Cut, Pleated and Draped - National Dress and Monastic Attire in Bhutan
Mareike Wulff, Humboldt University
“Fashion is a language that creates itself in clothes in order to interpret reality.” said the famous fashion designer Karl Lagerfeld. Is this also true for traditional costume and religious robes? And, if yes, what kind of language do Bhutanese national dress and Buddhist monastic attire speak? How do they interpret reality?
Friday 28 May 2021 at 1 PM (Copenhagen time/CEST)
Register here to receive Zoom link
In the late mid-17th century the Tibetan Lama Shabdrung Ngawang Namgyal (1594 – 1651) came to what we know as Bhutan today, successively unified the region of several chieftains and founded the Bhutanese state. Bhutanese claim that during the process of building rdzongs (Dzongkha, official language of Bhutan: fortresses) as administration centres for the new bureaucratic state, the Shabdrung introduced their ‘national dress’. Bhutanese understand their current national dress (Dz rgyal yong gyon chas) as the attire originally worn by the initial government officials working in the rdzongs. At present, it is compulsory for any male and female Bhutanese who works in or visits a public office and for anyone taking part in an official event to wear their national dress as formal attire (Dz sgrig go).
Bhutanese also assert that Tibetan monastic attire (Dz chos gos) served as a prototype for the design of their national dress. As the Shabdrung was a Tibetan monk himself and the country was reigned by a joint monastic and secular government (‚The dual system of the spiritual and temporal‘, Dz chos srid lugs gnyis), the lay officials’ appearance should be in conformity with their monastic counterparts.
From a first sight it is difficult to see any similarities between the two types of attire, besides that all three - monks, laymen and women - don scarves (Dz gzan, kab gzan and rags cung) that are vaguely comparable. But what else have the plain and full-length reddish robes that leave the arms bare in common with the colourful striped and figured, knee-length lay male costumes? And how does the female variant of the national attire fit into this system?
By discussing the construction, materials and colours of the garments that make up Bhutanese monastic and national attire, and by looking at how they are worn, I filter out their decisive characteristics. By considering information from textual sources relating to monastic dress codes, tracing historical developments of attire in pre-Shabdrung Bhutan, and referring to other types of dresses in the adjacent regions, I present Bhutanese monastic and national attire as one inherently consistent ecosystem. I argue that the two types of attire represent a medium of communication that gives us a profound insight into the political and social stratification of Bhutanese society, the hegemony of Buddhism as the state religion, and comprise several interwoven layers of local cultural history.
Mareike Wulff is currently completing her PhD at the Central Asian Seminar, Humboldt University. Her thesis documents and analyses a Tibetan Buddhist ’cham mask dance festival staged by a village community of lay Buddhist practitioners in rural Bhutan.

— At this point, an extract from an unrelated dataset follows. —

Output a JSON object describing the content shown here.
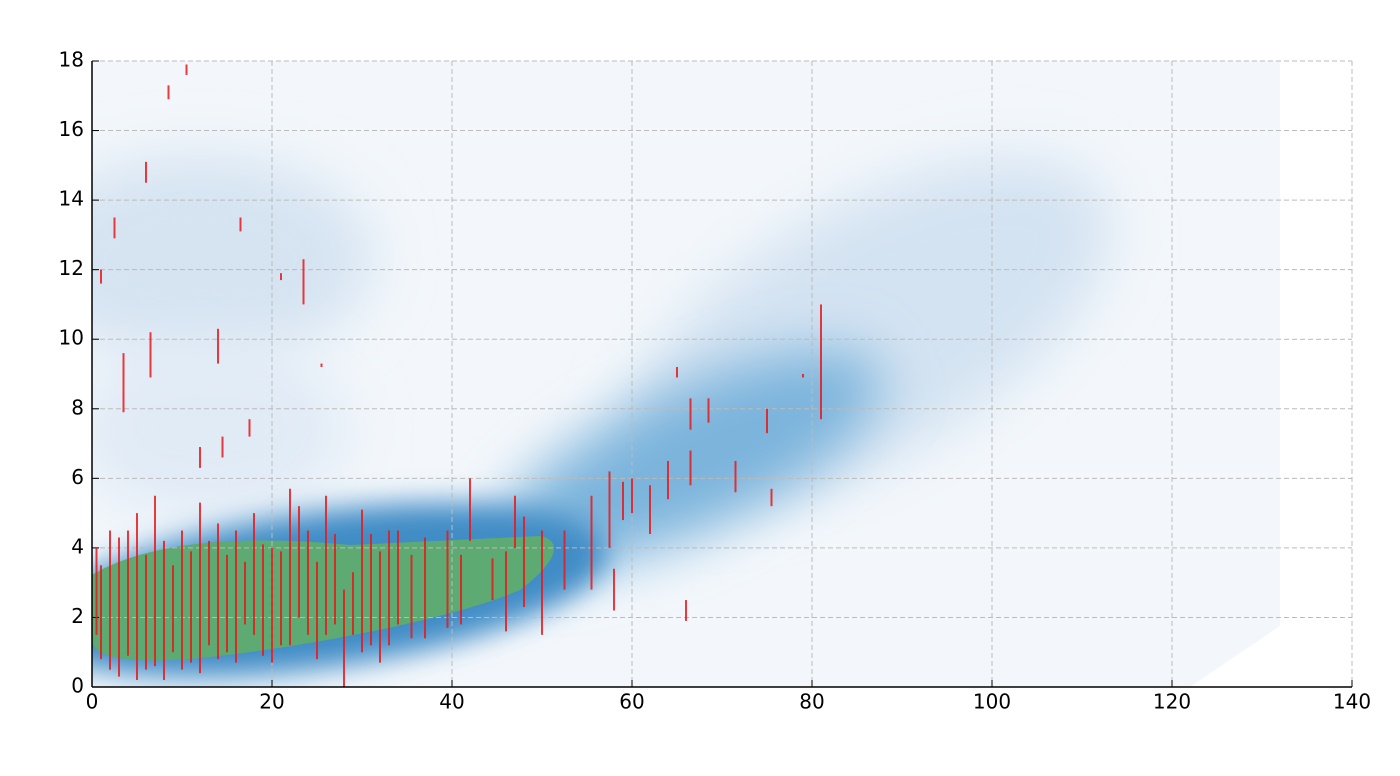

Being a trained costume designer and bespoke tailor, who worked in theatre houses, she approaches ritual performances and its material culture from a behind-the-scenes perspective and looks at the lived realities of the makers of the festival. She explores how the human community members annually (re-)construct their social reality by carrying out Buddhist rituals (Dz cho ga) and a number of exchange and communication acts directed to the intangible community members of the local and Buddhist deities. Her drawings of the material culture of the festival – attire, masks and ritual objects – add a visual layer to the written analysis. Mareike Wulff’s research interests include Bhutan and Himalayan Studies, Tibetan Buddhism, Material Culture, Memory and Ritual Studies, and the Sociology of Religion.